Treatment of missing values, time alignment (for forecast lead times), and spatial aggregation.
Understanding the data and problem complexity via EDA and basic statistics
Feature Engineering & Justification (15%):
Creating meaningful features that capture meteorological indicators, location-based attributes, and temporal trends (e.g., lead-lag features for storms).
Clear reasoning behind feature selection and relevance to power outages.
Model Development & Performance (40%):
Choice of models/algorithms and suitability for rare event forecasting (classification/regression/time-series).
Handling spatio-temporal aspects, severity (duration/size) of outages, and lead-time predictions.
Evidence of rigorous evaluation (using performance metrics relevant to rare events, e.g., recall, lead-time error, etc.).

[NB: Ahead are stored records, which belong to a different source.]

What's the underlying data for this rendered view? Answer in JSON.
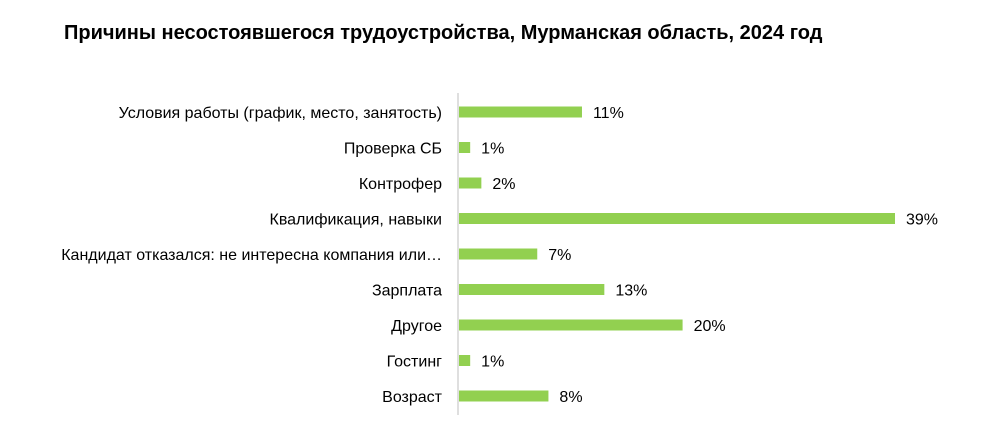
{
  "chart_data": {
    "type": "bar",
    "orientation": "horizontal",
    "title": "Причины несостоявшегося трудоустройства,  Мурманская область, 2024 год",
    "xlabel": "",
    "ylabel": "",
    "categories": [
      "Условия работы (график, место, занятость)",
      "Проверка СБ",
      "Контрофер",
      "Квалификация,  навыки",
      "Кандидат отказался: не интересна компания или…",
      "Зарплата",
      "Другое",
      "Гостинг",
      "Возраст"
    ],
    "values": [
      11,
      1,
      2,
      39,
      7,
      13,
      20,
      1,
      8
    ],
    "value_labels": [
      "11%",
      "1%",
      "2%",
      "39%",
      "7%",
      "13%",
      "20%",
      "1%",
      "8%"
    ],
    "unit": "%",
    "xlim": [
      0,
      39
    ],
    "grid": false,
    "legend": "none",
    "bar_color": "#92D050",
    "axis_color": "#BFBFBF"
  }
}
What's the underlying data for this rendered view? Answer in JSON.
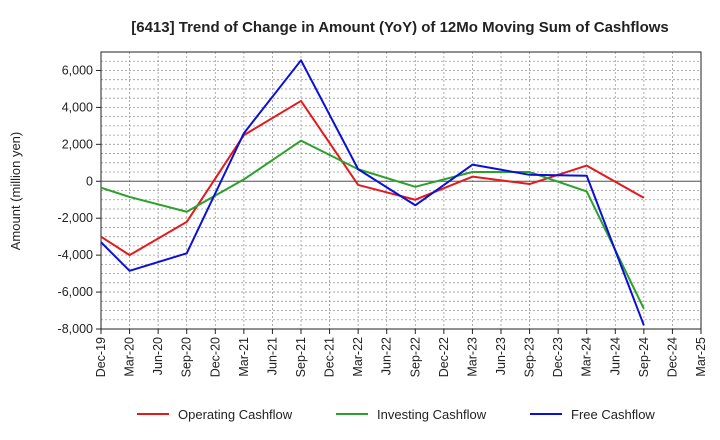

Interpretability & Insights (15%):
Ability to explain the model’s predictions (e.g., which features are most influential).
Domain insights: demonstrating an understanding of how/why certain storms correlate with outages.

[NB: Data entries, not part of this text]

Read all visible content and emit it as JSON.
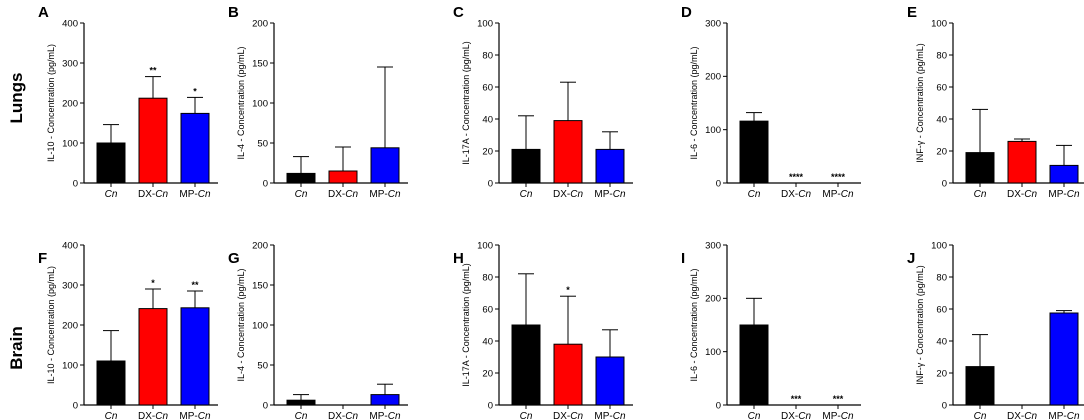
{
  "colors": {
    "Cn": "#000000",
    "DX-Cn": "#ff0000",
    "MP-Cn": "#0000ff"
  },
  "row_labels": {
    "top": "Lungs",
    "bottom": "Brain"
  },
  "categories": [
    {
      "prefix": "",
      "italic": "Cn"
    },
    {
      "prefix": "DX-",
      "italic": "Cn"
    },
    {
      "prefix": "MP-",
      "italic": "Cn"
    }
  ],
  "chart_data": [
    {
      "panel": "A",
      "row": "Lungs",
      "type": "bar",
      "ylabel": "IL-10 - Concentration (pg/mL)",
      "ylim": [
        0,
        400
      ],
      "yticks": [
        0,
        100,
        200,
        300,
        400
      ],
      "values": [
        100,
        212,
        174
      ],
      "errors": [
        46,
        54,
        40
      ],
      "significance": [
        "",
        "**",
        "*"
      ]
    },
    {
      "panel": "B",
      "row": "Lungs",
      "type": "bar",
      "ylabel": "IL-4 - Concentration (pg/mL)",
      "ylim": [
        0,
        200
      ],
      "yticks": [
        0,
        50,
        100,
        150,
        200
      ],
      "values": [
        12,
        15,
        44
      ],
      "errors": [
        21,
        30,
        101
      ],
      "significance": [
        "",
        "",
        ""
      ]
    },
    {
      "panel": "C",
      "row": "Lungs",
      "type": "bar",
      "ylabel": "IL-17A - Concentration (pg/mL)",
      "ylim": [
        0,
        100
      ],
      "yticks": [
        0,
        20,
        40,
        60,
        80,
        100
      ],
      "values": [
        21,
        39,
        21
      ],
      "errors": [
        21,
        24,
        11
      ],
      "significance": [
        "",
        "",
        ""
      ]
    },
    {
      "panel": "D",
      "row": "Lungs",
      "type": "bar",
      "ylabel": "IL-6 - Concentration (pg/mL)",
      "ylim": [
        0,
        300
      ],
      "yticks": [
        0,
        100,
        200,
        300
      ],
      "values": [
        116,
        0,
        0
      ],
      "errors": [
        16,
        0,
        0
      ],
      "significance": [
        "",
        "****",
        "****"
      ]
    },
    {
      "panel": "E",
      "row": "Lungs",
      "type": "bar",
      "ylabel": "INF-γ - Concentration (pg/mL)",
      "ylim": [
        0,
        100
      ],
      "yticks": [
        0,
        20,
        40,
        60,
        80,
        100
      ],
      "values": [
        19,
        26,
        11
      ],
      "errors": [
        27,
        1.5,
        12.5
      ],
      "significance": [
        "",
        "",
        ""
      ]
    },
    {
      "panel": "F",
      "row": "Brain",
      "type": "bar",
      "ylabel": "IL-10 - Concentration (pg/mL)",
      "ylim": [
        0,
        400
      ],
      "yticks": [
        0,
        100,
        200,
        300,
        400
      ],
      "values": [
        110,
        241,
        243
      ],
      "errors": [
        76,
        49,
        42
      ],
      "significance": [
        "",
        "*",
        "**"
      ]
    },
    {
      "panel": "G",
      "row": "Brain",
      "type": "bar",
      "ylabel": "IL-4 - Concentration (pg/mL)",
      "ylim": [
        0,
        200
      ],
      "yticks": [
        0,
        50,
        100,
        150,
        200
      ],
      "values": [
        6,
        0,
        13
      ],
      "errors": [
        7,
        0,
        13
      ],
      "significance": [
        "",
        "",
        ""
      ]
    },
    {
      "panel": "H",
      "row": "Brain",
      "type": "bar",
      "ylabel": "IL-17A - Concentration (pg/mL)",
      "ylim": [
        0,
        100
      ],
      "yticks": [
        0,
        20,
        40,
        60,
        80,
        100
      ],
      "values": [
        50,
        38,
        30
      ],
      "errors": [
        32,
        30,
        17
      ],
      "significance": [
        "",
        "*",
        ""
      ]
    },
    {
      "panel": "I",
      "row": "Brain",
      "type": "bar",
      "ylabel": "IL-6 - Concentration (pg/mL)",
      "ylim": [
        0,
        300
      ],
      "yticks": [
        0,
        100,
        200,
        300
      ],
      "values": [
        150,
        0,
        0
      ],
      "errors": [
        50,
        0,
        0
      ],
      "significance": [
        "",
        "***",
        "***"
      ]
    },
    {
      "panel": "J",
      "row": "Brain",
      "type": "bar",
      "ylabel": "INF-γ - Concentration (pg/mL)",
      "ylim": [
        0,
        100
      ],
      "yticks": [
        0,
        20,
        40,
        60,
        80,
        100
      ],
      "values": [
        24,
        0,
        57.5
      ],
      "errors": [
        20,
        0,
        1.5
      ],
      "significance": [
        "",
        "",
        ""
      ]
    }
  ]
}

Solution Clarity & Reproducibility (10%):
Code organization, clarity, documentation, and reproducibility.
Overall adherence to submission guidelines, including external data usage and licensing compliance.
The judges will run the submitted algorithm on AWS SageMaker, and will use up to a g5.12xlarge instance. Model inference on your holdout dataset must run within 1 hour. If the code cannot run in the allotted time, the challenger will be notified and given 24 hours to make edits. If no edits are made, the submission will be disqualified. Participants are limited to one (1) submission per day. However, only the most recent submission will be judged at the close of the Challenge.
A successful final submission must contain the following:
Jupyter Notebook: Your notebook will be written in Python and clearly outline the steps in your pipeline
Requirements.txt file: This file will provide all required packages we need to run the training and inference for your submission
Supplemental data or code: Include any additional data, scripts, or code that are necessary to accurately reproduce your results, please do not include the data we provided you
Model Checkpoints (If applicable): Include model checkpoints created during training so we can replicate your results
Software License: An open-source license to accompany your code
Your submission must contain the libraries and their versions and the Python version (>=3.10). See the Starter Notebook on the Data Tab for an example.
Timeline and Prizes
The challenge will open on 5 February 2025 and close at 22:00 UTC on 1 May 2025. Winners will be announced on 13 June 2025. The total prize pool is $20,000, to be awarded as follows:
1st Place: $7,000
2nd Place: $5,000
3rd Place: $3,000
4th Place: $2,000
5th Place: $1,000
In addition, there will be two Honorable Mentions, each worth $1,000:
Earliest Top-Five Submission: Awarded to the competitor whose final entry among all top-five finalists has the earliest submission timestamp. (Note that each participant can submit updated solutions throughout the challenge; we will look at the final solutions that place in the top five and identify who submitted earliest.)
Best Documentation, Analysis, & Insights: Awarded to the submission that demonstrates exceptionally clear documentation, thorough exploratory data analysis (EDA), strong interpretability, and insightful discussion of the results. This recognizes solutions that go above and beyond in explaining how and why their model works, highlighting domain reasoning, and providing meaningful visualizations or explanatory narratives.